Auch bei dieser Ausführungsform ergibt sich das Kupplungsspiel aus der Länge der Kulissen. Jedoch sind die Kupplungen ohne Rückdrehung lediglich durch Entfernen der Nocken zu lösen.


Anspruch[de]
  1. 1. Verfahren zur segmentweisen Herstellung von Schlitzwänden im Tiefbau mit Abschalung der Stirnseiten der Schlitzwandsegmente durch Schalrohre und Einbringen von härtendem Baustoff sowie Verdrängen einer Suspension aus dem Schlitz, unter Verwendung von in gekuppelte Rohrzüge unterteilten Schalrohren mit einem in Längsrichtung begrenzten Längsspiel in der Kupplung ihrer Rohrzüge, wobei beim Einbringen der Schalrohre mit auseinandergefahrenen, zusammenhängenden Kupplungen der Rohrzüge nach Erreichen des Schlitzgrundes durch den untersten Rohrzug die Kupplungsspiele durch teleskopartiges Zusammenfahren der Kupplungen der Rohrzüge aufgebraucht und bis zum Ziehen der Schalrohre bei standfesten Baustoffen belassen werden, wobei die übergreifenden Teile der zusammengefahrenen Rohrkupplungen zur Abschalung des Schlitzwandsegmentes mit verwendet werden, und wobei beim Ziehen des Schalrohres die Rohrzüge sich nacheinander von oben nach unten in Bewegung setzen, bevor der zusammenhängende Rohrzug als ganzes in Bewegung gesetzt wird.

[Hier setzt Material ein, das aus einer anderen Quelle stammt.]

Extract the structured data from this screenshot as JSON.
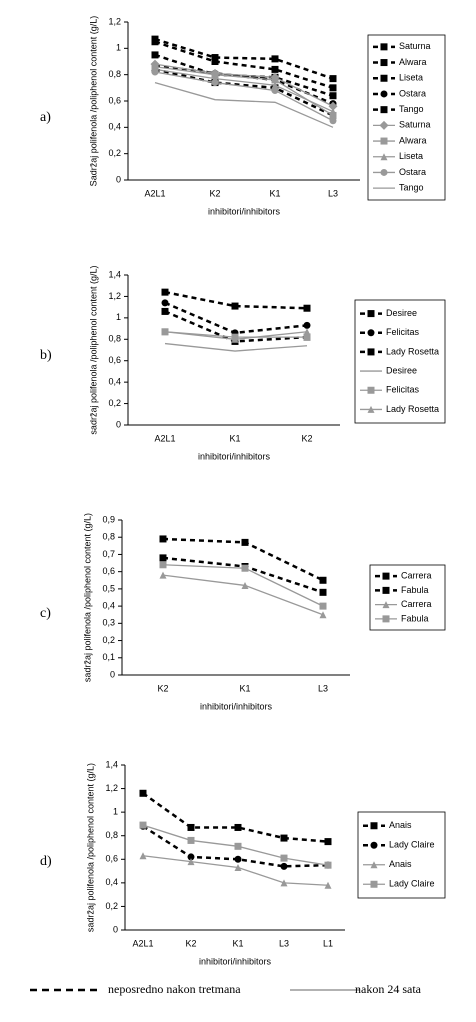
{
  "chart_data": [
    {
      "type": "line",
      "panel": "a)",
      "ylabel": "Sadržaj polifenola /poliphenol content (g/L)",
      "xlabel": "inhibitori/inhibitors",
      "categories": [
        "A2L1",
        "K2",
        "K1",
        "L3"
      ],
      "ylim": [
        0,
        1.2
      ],
      "yticks": [
        0,
        {
          "value": 0.2,
          "label": "0,2"
        },
        {
          "value": 0.4,
          "label": "0,4"
        },
        {
          "value": 0.6,
          "label": "0,6"
        },
        {
          "value": 0.8,
          "label": "0,8"
        },
        1,
        {
          "value": 1.2,
          "label": "1,2"
        }
      ],
      "legend": "right",
      "series": [
        {
          "name": "Saturna",
          "color": "#000000",
          "dashed": true,
          "marker": "square",
          "values": [
            1.07,
            0.93,
            0.92,
            0.77
          ]
        },
        {
          "name": "Alwara",
          "color": "#000000",
          "dashed": true,
          "marker": "square",
          "values": [
            1.05,
            0.9,
            0.84,
            0.7
          ]
        },
        {
          "name": "Liseta",
          "color": "#000000",
          "dashed": true,
          "marker": "square",
          "values": [
            0.95,
            0.8,
            0.78,
            0.64
          ]
        },
        {
          "name": "Ostara",
          "color": "#000000",
          "dashed": true,
          "marker": "circle",
          "values": [
            0.87,
            0.81,
            0.76,
            0.58
          ]
        },
        {
          "name": "Tango",
          "color": "#000000",
          "dashed": true,
          "marker": "square",
          "values": [
            0.84,
            0.74,
            0.7,
            0.49
          ]
        },
        {
          "name": "Saturna",
          "color": "#999999",
          "dashed": false,
          "marker": "diamond",
          "values": [
            0.88,
            0.81,
            0.78,
            0.56
          ]
        },
        {
          "name": "Alwara",
          "color": "#999999",
          "dashed": false,
          "marker": "square",
          "values": [
            0.86,
            0.8,
            0.76,
            0.49
          ]
        },
        {
          "name": "Liseta",
          "color": "#999999",
          "dashed": false,
          "marker": "triangle",
          "values": [
            0.84,
            0.77,
            0.72,
            0.52
          ]
        },
        {
          "name": "Ostara",
          "color": "#999999",
          "dashed": false,
          "marker": "circle",
          "values": [
            0.82,
            0.74,
            0.68,
            0.45
          ]
        },
        {
          "name": "Tango",
          "color": "#999999",
          "dashed": false,
          "marker": "none",
          "values": [
            0.74,
            0.61,
            0.59,
            0.4
          ]
        }
      ]
    },
    {
      "type": "line",
      "panel": "b)",
      "ylabel": "sadržaj polifenola /poliphenol content (g/L)",
      "xlabel": "inhibitori/inhibitors",
      "categories": [
        "A2L1",
        "K1",
        "K2"
      ],
      "ylim": [
        0,
        1.4
      ],
      "yticks": [
        0,
        {
          "value": 0.2,
          "label": "0,2"
        },
        {
          "value": 0.4,
          "label": "0,4"
        },
        {
          "value": 0.6,
          "label": "0,6"
        },
        {
          "value": 0.8,
          "label": "0,8"
        },
        1,
        {
          "value": 1.2,
          "label": "1,2"
        },
        {
          "value": 1.4,
          "label": "1,4"
        }
      ],
      "legend": "right",
      "series": [
        {
          "name": "Desiree",
          "color": "#000000",
          "dashed": true,
          "marker": "square",
          "values": [
            1.24,
            1.11,
            1.09
          ]
        },
        {
          "name": "Felicitas",
          "color": "#000000",
          "dashed": true,
          "marker": "circle",
          "values": [
            1.14,
            0.86,
            0.93
          ]
        },
        {
          "name": "Lady Rosetta",
          "color": "#000000",
          "dashed": true,
          "marker": "square",
          "values": [
            1.06,
            0.78,
            0.82
          ]
        },
        {
          "name": "Desiree",
          "color": "#999999",
          "dashed": false,
          "marker": "none",
          "values": [
            0.76,
            0.69,
            0.74
          ]
        },
        {
          "name": "Felicitas",
          "color": "#999999",
          "dashed": false,
          "marker": "square",
          "values": [
            0.87,
            0.82,
            0.82
          ]
        },
        {
          "name": "Lady Rosetta",
          "color": "#999999",
          "dashed": false,
          "marker": "triangle",
          "values": [
            0.87,
            0.8,
            0.87
          ]
        }
      ]
    },
    {
      "type": "line",
      "panel": "c)",
      "ylabel": "sadržaj polifenola /poliphenol content (g/L)",
      "xlabel": "inhibitori/inhibitors",
      "categories": [
        "K2",
        "K1",
        "L3"
      ],
      "ylim": [
        0,
        0.9
      ],
      "yticks": [
        0,
        {
          "value": 0.1,
          "label": "0,1"
        },
        {
          "value": 0.2,
          "label": "0,2"
        },
        {
          "value": 0.3,
          "label": "0,3"
        },
        {
          "value": 0.4,
          "label": "0,4"
        },
        {
          "value": 0.5,
          "label": "0,5"
        },
        {
          "value": 0.6,
          "label": "0,6"
        },
        {
          "value": 0.7,
          "label": "0,7"
        },
        {
          "value": 0.8,
          "label": "0,8"
        },
        {
          "value": 0.9,
          "label": "0,9"
        }
      ],
      "legend": "right",
      "series": [
        {
          "name": "Carrera",
          "color": "#000000",
          "dashed": true,
          "marker": "square",
          "values": [
            0.79,
            0.77,
            0.55
          ]
        },
        {
          "name": "Fabula",
          "color": "#000000",
          "dashed": true,
          "marker": "square",
          "values": [
            0.68,
            0.63,
            0.48
          ]
        },
        {
          "name": "Carrera",
          "color": "#999999",
          "dashed": false,
          "marker": "triangle",
          "values": [
            0.58,
            0.52,
            0.35
          ]
        },
        {
          "name": "Fabula",
          "color": "#999999",
          "dashed": false,
          "marker": "square",
          "values": [
            0.64,
            0.62,
            0.4
          ]
        }
      ]
    },
    {
      "type": "line",
      "panel": "d)",
      "ylabel": "sadržaj polifenola /poliphenol content (g/L)",
      "xlabel": "inhibitori/inhibitors",
      "categories": [
        "A2L1",
        "K2",
        "K1",
        "L3",
        "L1"
      ],
      "ylim": [
        0,
        1.4
      ],
      "yticks": [
        0,
        {
          "value": 0.2,
          "label": "0,2"
        },
        {
          "value": 0.4,
          "label": "0,4"
        },
        {
          "value": 0.6,
          "label": "0,6"
        },
        {
          "value": 0.8,
          "label": "0,8"
        },
        1,
        {
          "value": 1.2,
          "label": "1,2"
        },
        {
          "value": 1.4,
          "label": "1,4"
        }
      ],
      "legend": "right",
      "series": [
        {
          "name": "Anais",
          "color": "#000000",
          "dashed": true,
          "marker": "square",
          "values": [
            1.16,
            0.87,
            0.87,
            0.78,
            0.75
          ]
        },
        {
          "name": "Lady Claire",
          "color": "#000000",
          "dashed": true,
          "marker": "circle",
          "values": [
            0.88,
            0.62,
            0.6,
            0.54,
            0.55
          ]
        },
        {
          "name": "Anais",
          "color": "#999999",
          "dashed": false,
          "marker": "triangle",
          "values": [
            0.63,
            0.58,
            0.53,
            0.4,
            0.38
          ]
        },
        {
          "name": "Lady Claire",
          "color": "#999999",
          "dashed": false,
          "marker": "square",
          "values": [
            0.89,
            0.76,
            0.71,
            0.61,
            0.55
          ]
        }
      ]
    }
  ],
  "footer_legend": [
    {
      "label": "neposredno nakon tretmana",
      "color": "#000000",
      "dashed": true
    },
    {
      "label": "nakon 24 sata",
      "color": "#999999",
      "dashed": false
    }
  ]
}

  2. 2. Vorrichtung zur Durchführung des Verfahrens nach Anspruch 1, mit einem entlang seiner Länge in mehrere Rohrzüge (2, 3) unterteilten Schalrohr mit gleichmäßigem Schalrohrdurchmesser, wobei die Rohrzüge (2, 3) über teleskopierbare Rohrkupplungen (4) miteinander verbunden sind, deren teleskopierbare Länge das Kupplungsspiel in Längsrichtung begrenzt, wobei als Außenteleskop der Rohrkupplung (4) das untere Ende (5) eines Rohrzuges und als Innenteleskop ein das obere Ende des unteren, anschließenden Rohrzuges (3) bildender Zapfen (6) dient, wobei Rohrende (5) und Zapfen (6) mit einer Kupplung (4) verbunden sind, die eine Längsführung (23-26) über ihr Längsspiel aufweist.
  3. 3. Vorrichtung nach Anspruch 2, dadurch gekennzeichnet, daß die Kupplung (4) aus wenigstens einer an der Innenseite (7) des übergreifenden Teleskoprohres (5) angeordneten Tragkonsole (8, 9) und einer an der Außenseite (14) des übergriffenen Zapfens (6) befestigten Stützkonsole (10 bis 12) besteht und daß das Kupplungsspiel durch die Länge einer Führung (23 bis 26) gegeben ist, die aus wenigstens einem Nocken (23, 24) und einer Kulisse (25, 26) besteht, in die der Nocken (23, 24) eingreift.
  4. 4. Vorrichtung nach Anspruch 3, dadurch gekennzeichnet, daß die Kulissen (25, 26) in den Zapfen (6) und die Nocken (23, 24) in den übergreifenden Teleskopen (5) angeordnet sind.
  5. 5. Vorrichtung nach Anspruch 3 und/oder 4, dadurch gekennzeichnet, daß die Kulissen als koaxiale Langlöcher (25, 26) und die eingreifenden Nocken (23, 24) als Rundbolzen ausgebildet sind, wobei obere und untere Rundungen der Langlöcher das Kupplungsspiel begrenzen.
  6. 6. Vorrichtung nach mindestens einem der Ansprüche 3 bis 5, dadurch gekennzeichnet, daß sich jeweils eine Kupplungshälfte mit den Nocken (44) in den Kulissen (43) abstützt.